Las aguas bajan turbias. Allá arriba algo están haciendo mal, las balas no les salen, por ahí hasta no hay mala intención. qué se yo, digo yo, que soy nada más que un simple espectador, ¿o acaso las películas no son responsabilidad absoluta de los directores? Mejor no me miren a mi, yo no miro a nadie, la pantalla está allá arriba, es imposible confundirse, bien alta y a la vista de todos; yo pagué mi entrada, no me jodan, quiero ver a las estrellas. Hay un par de tipos que hablan durante la función, ¿no se dan cuenta de que molestan? Al menos un poco de pudor, cordura, buena educación, griten bajito, che, el centro del mundo nos está mirando desde la fotografía, ¿qué ganan con tantos comentario y alharaca?
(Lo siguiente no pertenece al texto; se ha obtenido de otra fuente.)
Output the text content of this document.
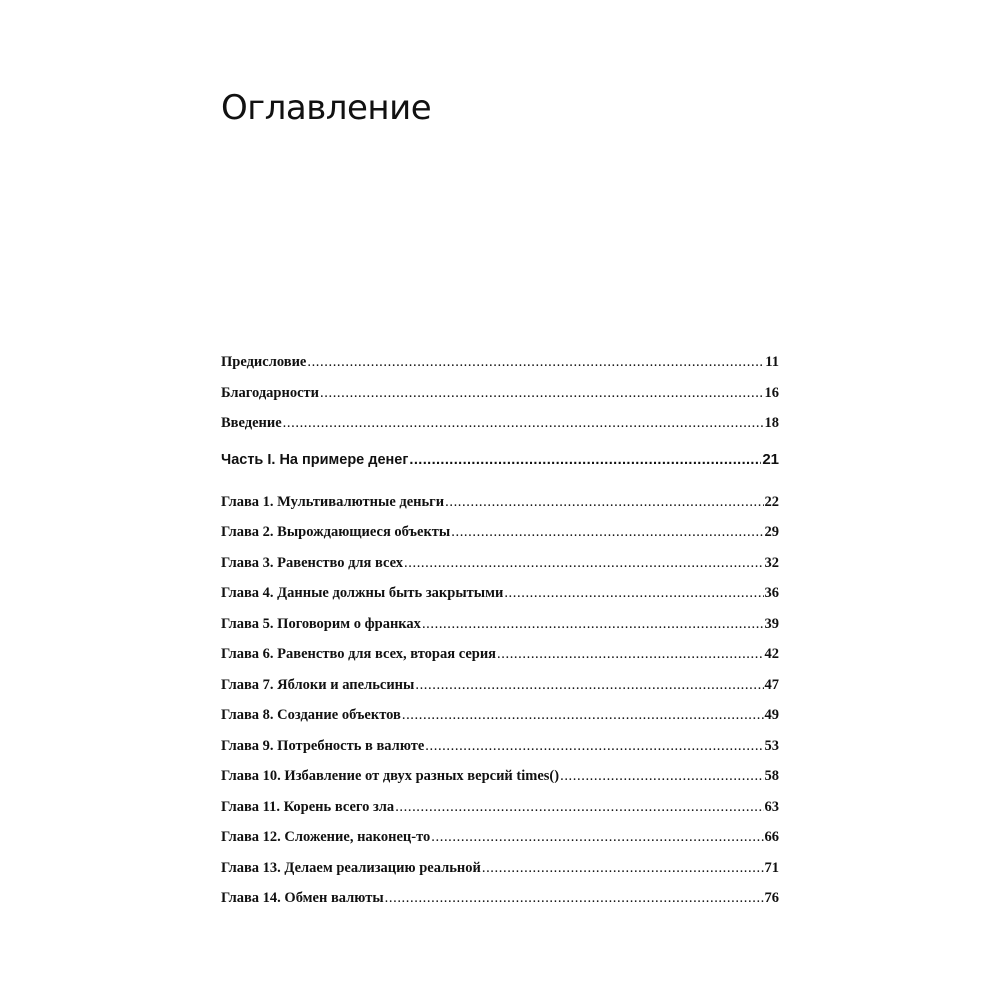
Оглавление
Предисловие .....	11
Благодарности .....	16
Введение .....	18
Часть I. На примере денег .....	21
Глава 1. Мультивалютные деньги .....	22
Глава 2. Вырождающиеся объекты .....	29
Глава 3. Равенство для всех .....	32
Глава 4. Данные должны быть закрытыми .....	36
Глава 5. Поговорим о франках .....	39
Глава 6. Равенство для всех, вторая серия .....	42
Глава 7. Яблоки и апельсины .....	47
Глава 8. Создание объектов .....	49
Глава 9. Потребность в валюте .....	53
Глава 10. Избавление от двух разных версий times() .....	58
Глава 11. Корень всего зла .....	63
Глава 12. Сложение, наконец-то .....	66
Глава 13. Делаем реализацию реальной .....	71
Глава 14. Обмен валюты .....	76
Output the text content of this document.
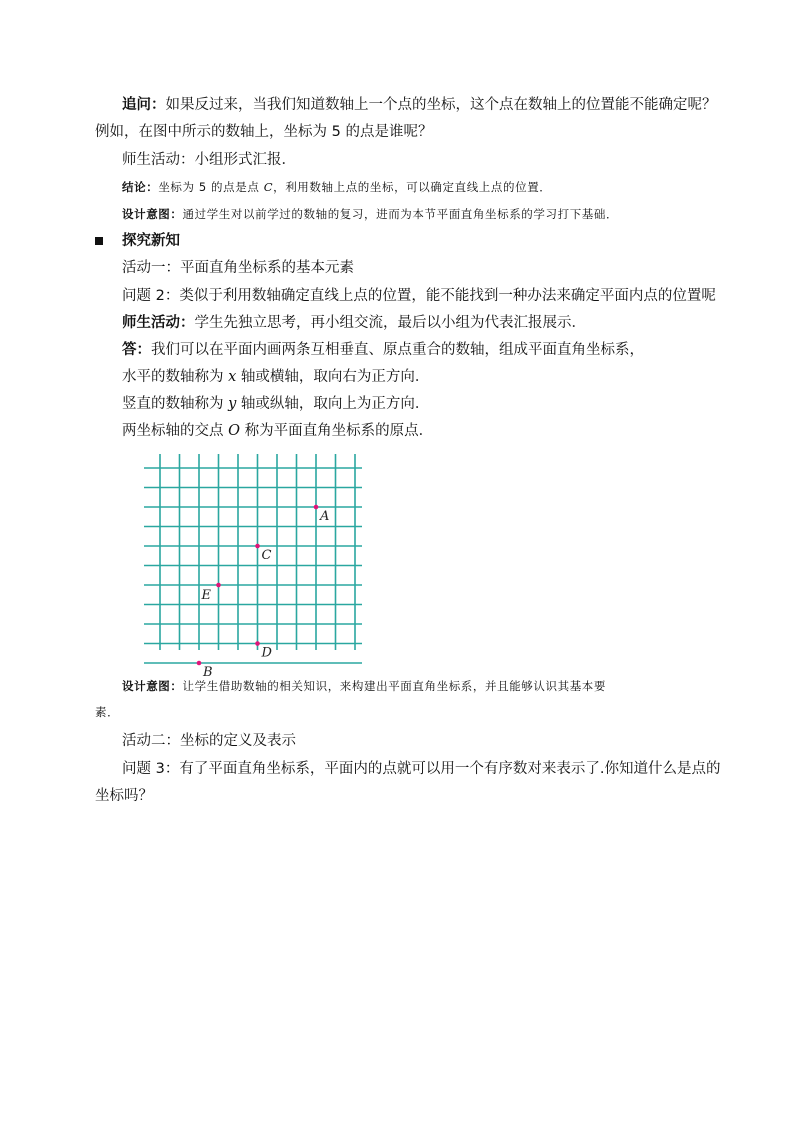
追问：如果反过来，当我们知道数轴上一个点的坐标，这个点在数轴上的位置能不能确定呢？
例如，在图中所示的数轴上，坐标为 5 的点是谁呢？
师生活动：小组形式汇报．
结论：坐标为 5 的点是点 C，利用数轴上点的坐标，可以确定直线上点的位置．
设计意图：通过学生对以前学过的数轴的复习，进而为本节平面直角坐标系的学习打下基础．
探究新知
活动一：平面直角坐标系的基本元素
问题 2：类似于利用数轴确定直线上点的位置，能不能找到一种办法来确定平面内点的位置呢
师生活动：学生先独立思考，再小组交流，最后以小组为代表汇报展示．
答：我们可以在平面内画两条互相垂直、原点重合的数轴，组成平面直角坐标系，
水平的数轴称为 x 轴或横轴，取向右为正方向．
竖直的数轴称为 y 轴或纵轴，取向上为正方向．
两坐标轴的交点 O 称为平面直角坐标系的原点．
A
C
E
D
B
设计意图：让学生借助数轴的相关知识，来构建出平面直角坐标系，并且能够认识其基本要
素．
活动二：坐标的定义及表示
问题 3：有了平面直角坐标系，平面内的点就可以用一个有序数对来表示了.你知道什么是点的
坐标吗？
Si el film es malo esperemos que den otro más bueno, después de todo se es nada más que un entretenimiento. Molestan como moscas los se quedaron afuera; si nadie los participó, muchachos, ¿qué esperaban? No se aceptan colados a esta gala que se parece tanto a un festival. Debe haber un jurado para juzgar en paz y los invitados nos merecemos un poco de respeto; es que necesariamente tiene que haber ganadores y perdedores, chicos, y es muy feo declarar el primer premio desierto. Al final los tiros aciertan en el medio de los ojos, no son tontos, y la música es preciosa y gana el héroe. Comamos un turrón, vienen los títulos.

La bombonera

Antes, en el terreno de juego no había nada. Seguramente habrá pasado por allí algún indio niño a zancadas dichosas hacia el río sin manchas para volver y jugar con barro y, ¿por qué no?, gritar de risa. Ahora está el estadio, imponente vasija, para contener la alegría y que no se desparrame por todos lados; al fin y al cabo, la felicidad es un espejo casi circular y circulan setenta mil kilowatios y desde chicos nos lo advirtieron: la electricidad es contagiosa. ¿Se puede describir una jugada? ¡Callensé por favor los relatores! El relato es el hecho, son piernas y reflejos, cosas que empiezan algunos y otros completan con la mirada: un buen acierto siempre lo termina el hincha. ¡Silencio! ¡Silencio! ¡Que se escuchen solamente las respiraciones! ¡Atención! ¡Oigan palpitar, tiembla el cemento! Puede escucharse el aletear de una mariposa feliz y ¿qué importa si breve? ¡Adelante, ahora si, gritemos gol! Cada vez que sucede sucede a perpetuidad y a veces es lo mejor que podemos recordar ante tanto olvido imperdonable. ¡Vamos! ¡Ya mismo volvamos al partido! ¡Somos guerreros indios desatados! Bravo. Por favor señora, devuelva la pelota, que hay que seguir jugando.